Y B.
Yelp
If I could give this restaurant negative stars, believe me, I would.
Save yourself the headache. Just go to The Cheesecake Factory instead. At least there, the food doesn't taste like an insult you paid for.
I really, genuinely wanted to love this place.
I came in rooting for them -- a local, upscale spot, promising so much potential.
But what I got instead was probably one of the most disappointing meals I've had in years.

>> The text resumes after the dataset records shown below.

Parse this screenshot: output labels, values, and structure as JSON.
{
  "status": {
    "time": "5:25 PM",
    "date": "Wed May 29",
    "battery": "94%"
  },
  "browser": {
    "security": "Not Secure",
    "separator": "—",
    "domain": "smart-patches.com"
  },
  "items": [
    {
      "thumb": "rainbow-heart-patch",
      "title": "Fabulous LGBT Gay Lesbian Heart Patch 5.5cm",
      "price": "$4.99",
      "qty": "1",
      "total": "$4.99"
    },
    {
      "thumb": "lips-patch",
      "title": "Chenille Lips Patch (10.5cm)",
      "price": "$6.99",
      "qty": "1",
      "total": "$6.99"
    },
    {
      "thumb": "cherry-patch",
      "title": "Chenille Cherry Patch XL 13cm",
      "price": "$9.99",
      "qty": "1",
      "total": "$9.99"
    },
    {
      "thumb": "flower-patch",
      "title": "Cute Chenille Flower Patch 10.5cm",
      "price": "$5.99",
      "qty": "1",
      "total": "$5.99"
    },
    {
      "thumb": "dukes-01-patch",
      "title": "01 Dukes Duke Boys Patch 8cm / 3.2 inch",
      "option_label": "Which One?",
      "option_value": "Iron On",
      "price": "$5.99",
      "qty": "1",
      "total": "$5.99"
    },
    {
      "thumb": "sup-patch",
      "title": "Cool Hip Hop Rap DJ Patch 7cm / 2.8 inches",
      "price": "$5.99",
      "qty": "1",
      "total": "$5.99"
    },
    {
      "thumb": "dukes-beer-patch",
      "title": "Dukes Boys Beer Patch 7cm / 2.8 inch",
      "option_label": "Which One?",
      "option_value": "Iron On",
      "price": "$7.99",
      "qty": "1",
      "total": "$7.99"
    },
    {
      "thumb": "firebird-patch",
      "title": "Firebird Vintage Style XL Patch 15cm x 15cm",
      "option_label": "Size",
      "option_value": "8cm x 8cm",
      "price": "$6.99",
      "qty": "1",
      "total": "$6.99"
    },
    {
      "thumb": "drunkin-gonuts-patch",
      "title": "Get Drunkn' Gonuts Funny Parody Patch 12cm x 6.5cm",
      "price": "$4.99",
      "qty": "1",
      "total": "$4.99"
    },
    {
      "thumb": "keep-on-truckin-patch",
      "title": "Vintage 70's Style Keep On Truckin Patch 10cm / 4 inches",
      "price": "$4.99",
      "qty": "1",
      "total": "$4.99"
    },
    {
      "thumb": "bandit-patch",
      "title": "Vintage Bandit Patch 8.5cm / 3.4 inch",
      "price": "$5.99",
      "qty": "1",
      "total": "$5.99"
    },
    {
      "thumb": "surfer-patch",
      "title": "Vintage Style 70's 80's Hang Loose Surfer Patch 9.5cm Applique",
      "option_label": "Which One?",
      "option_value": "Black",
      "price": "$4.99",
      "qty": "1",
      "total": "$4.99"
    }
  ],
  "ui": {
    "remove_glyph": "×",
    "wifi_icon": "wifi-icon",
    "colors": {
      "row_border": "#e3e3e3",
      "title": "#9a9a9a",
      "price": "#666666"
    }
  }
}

Honestly.
Let's get one thing straight:
I don't think I'm better than anybody -- not even close -- but I have definitely experienced better than... whatever this was.

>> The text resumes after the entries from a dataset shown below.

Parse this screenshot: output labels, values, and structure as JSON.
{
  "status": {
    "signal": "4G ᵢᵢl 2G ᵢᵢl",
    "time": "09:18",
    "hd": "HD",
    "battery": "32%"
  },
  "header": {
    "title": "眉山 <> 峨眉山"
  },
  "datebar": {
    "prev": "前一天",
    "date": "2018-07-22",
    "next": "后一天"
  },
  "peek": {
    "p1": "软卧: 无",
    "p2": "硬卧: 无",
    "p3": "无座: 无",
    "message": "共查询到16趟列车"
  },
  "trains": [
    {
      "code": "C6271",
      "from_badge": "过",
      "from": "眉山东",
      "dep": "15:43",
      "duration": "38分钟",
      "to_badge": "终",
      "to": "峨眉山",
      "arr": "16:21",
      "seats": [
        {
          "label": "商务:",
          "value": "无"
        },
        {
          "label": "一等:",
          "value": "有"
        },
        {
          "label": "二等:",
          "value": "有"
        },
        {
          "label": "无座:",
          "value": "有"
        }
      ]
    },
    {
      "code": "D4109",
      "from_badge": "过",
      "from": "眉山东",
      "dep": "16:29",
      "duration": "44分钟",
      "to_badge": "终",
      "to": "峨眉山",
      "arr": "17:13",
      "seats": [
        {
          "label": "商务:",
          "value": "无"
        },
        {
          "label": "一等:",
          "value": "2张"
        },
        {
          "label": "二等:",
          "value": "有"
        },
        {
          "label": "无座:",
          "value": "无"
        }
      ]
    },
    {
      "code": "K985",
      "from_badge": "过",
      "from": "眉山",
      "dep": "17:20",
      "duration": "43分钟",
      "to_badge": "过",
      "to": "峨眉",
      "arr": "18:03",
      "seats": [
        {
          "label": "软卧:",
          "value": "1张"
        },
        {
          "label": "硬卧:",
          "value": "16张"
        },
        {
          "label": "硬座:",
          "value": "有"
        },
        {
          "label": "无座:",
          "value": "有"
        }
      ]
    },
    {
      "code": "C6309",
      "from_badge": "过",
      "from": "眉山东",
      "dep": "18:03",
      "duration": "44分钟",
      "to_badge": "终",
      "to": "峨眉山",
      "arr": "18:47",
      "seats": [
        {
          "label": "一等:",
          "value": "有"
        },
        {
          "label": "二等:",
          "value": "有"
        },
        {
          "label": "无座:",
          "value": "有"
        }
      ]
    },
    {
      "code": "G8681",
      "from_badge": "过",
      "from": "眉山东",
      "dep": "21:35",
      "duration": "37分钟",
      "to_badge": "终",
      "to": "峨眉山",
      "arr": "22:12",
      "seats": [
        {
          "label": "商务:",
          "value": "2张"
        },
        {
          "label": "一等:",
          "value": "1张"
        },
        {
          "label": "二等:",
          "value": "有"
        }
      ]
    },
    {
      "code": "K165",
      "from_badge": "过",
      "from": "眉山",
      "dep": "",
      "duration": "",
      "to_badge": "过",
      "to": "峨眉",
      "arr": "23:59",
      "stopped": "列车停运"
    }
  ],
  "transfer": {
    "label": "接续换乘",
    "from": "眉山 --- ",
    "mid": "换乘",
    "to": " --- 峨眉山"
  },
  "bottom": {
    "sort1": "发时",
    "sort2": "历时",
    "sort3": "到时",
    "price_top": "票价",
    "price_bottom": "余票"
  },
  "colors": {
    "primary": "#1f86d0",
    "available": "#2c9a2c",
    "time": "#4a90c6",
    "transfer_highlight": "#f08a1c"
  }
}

I've eaten at places like Blue Fin, Carmine's, the Tiffany Blue Box Café, the Chart House in Edgewater, and proper Brooklyn steakhouses.

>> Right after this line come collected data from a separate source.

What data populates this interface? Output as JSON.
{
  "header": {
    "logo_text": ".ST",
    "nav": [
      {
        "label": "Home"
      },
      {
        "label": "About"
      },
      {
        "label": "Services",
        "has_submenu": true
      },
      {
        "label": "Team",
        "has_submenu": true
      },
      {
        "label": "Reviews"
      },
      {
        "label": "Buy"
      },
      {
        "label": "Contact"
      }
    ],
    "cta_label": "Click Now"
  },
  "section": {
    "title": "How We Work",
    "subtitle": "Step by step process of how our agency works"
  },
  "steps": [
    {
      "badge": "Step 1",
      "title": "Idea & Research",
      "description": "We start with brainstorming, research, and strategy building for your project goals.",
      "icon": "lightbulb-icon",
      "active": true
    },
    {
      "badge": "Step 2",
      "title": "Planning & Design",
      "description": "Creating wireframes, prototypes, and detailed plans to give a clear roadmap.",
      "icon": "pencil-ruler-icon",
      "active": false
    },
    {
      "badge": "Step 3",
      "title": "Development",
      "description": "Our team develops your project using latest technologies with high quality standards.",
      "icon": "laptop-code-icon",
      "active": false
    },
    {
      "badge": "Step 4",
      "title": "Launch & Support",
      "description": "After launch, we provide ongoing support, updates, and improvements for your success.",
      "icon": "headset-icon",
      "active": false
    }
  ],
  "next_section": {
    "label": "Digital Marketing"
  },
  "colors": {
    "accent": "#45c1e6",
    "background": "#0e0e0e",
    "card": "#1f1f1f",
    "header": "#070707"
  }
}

I know what good service feels like.
I know what a real atmosphere feels like too.
And just as clearly, I know when I'm being served mediocrity wrapped up in an oversized, overpriced menu.
Because, here's the thing:
I don't need a chandelier dangling over my head to recognize when something tastes like actual trash.
I'm perfectly happy at Cheesecake Factory, too, if the food's good.
Because good food? It's good food.
And bad food?
Well, bad food is this sad little hostage situation they called a restaurant.
By the time our plates hit the table, I honestly just found myself wishing we had gone to Cheesecake Factory instead.
I shouldn't have to sit at a supposedly "prestigious" local restaurant and be thinking about chain food.
But that's exactly what happened.
Yes, it's a chain.
Yes, it's commercial.
But at least there, you know what you're getting -- steady food, actual flavor, friendly service, and a night that feels like it was worth showing up for.
Here? It felt like they were trying to fake "prestige" without having a clue how to deliver it.
Now the food. Oh god, the food:
The fettuccine Alfredo was dry, bland, overcooked -- like whoever was in the kitchen just quit halfway through making it.
And the chicken francese?
It was drowning in a sad puddle of lemony water, soggy, falling apart before you could even stab it with a fork.
It looked tired.
It tasted worse.
You know that awful, tacky feeling you get when chicken is cooked so badly it's like you're chewing a piece of gum?
Yeah. That's what they served me.
And somehow they thought $30+ was a fair trade for the privilege of chewing rubber.
Nothing tasted seasoned. Nothing had richness or balance. It was just plate after plate of mediocrity pretending to be something more sophisticated.
Now before anyone jumps in with, "Why didn't you just send it back?" -- here's why:
After our original waitress disappeared (mysteriously, by the way), they sent in reinforcements.
This second server was pushy, weirdly aggressive about reminding us, "This was made by our head chef! Let us know what you think!"
Sending two meals back under that kind of hovering pressure wouldn't have solved anything.
This wasn't about a bad plate.
It was about realizing the whole kitchen, the leadership, the service -- it had all missed the mark by a mile.
And after the second soggy forkful of chicken slid off my fork like wet paper?
I didn't want to sit there and play "third time's the charm."
I just wanted out.
Nothing was going to save that meal, not a re-cook, not a new dish, not even prayer.
It's the kind of half-hearted disaster that belongs on an episode of Kitchen Nightmares.
Overpriced dishes.
No clear vision.
A sad, confused atmosphere.
And food that could barely even be described as edible if we're being generous.
The ambiance?
Equally dreadful.
If you're charging fine dining prices, you should at least be able to fake it better than this.
Instead, the place felt like it was decorated in a rush with whatever was left in the clearance bin at Party City.
If you've never eaten outside of Rochester, maybe you'd think this was fancy.
Maybe if you've never set foot inside a real city restaurant, you'd think this was special.
But for anyone who's ever tasted food that had a real chef's hands on it?
It was just sad.
Pathetic, really.
It's nights like this that make me ache for New York City.
Because anyone who's really eaten outside of Rochester, even once, would recognize this mess immediately for what it is:
a total, unforgivable waste of time, money, and appetite.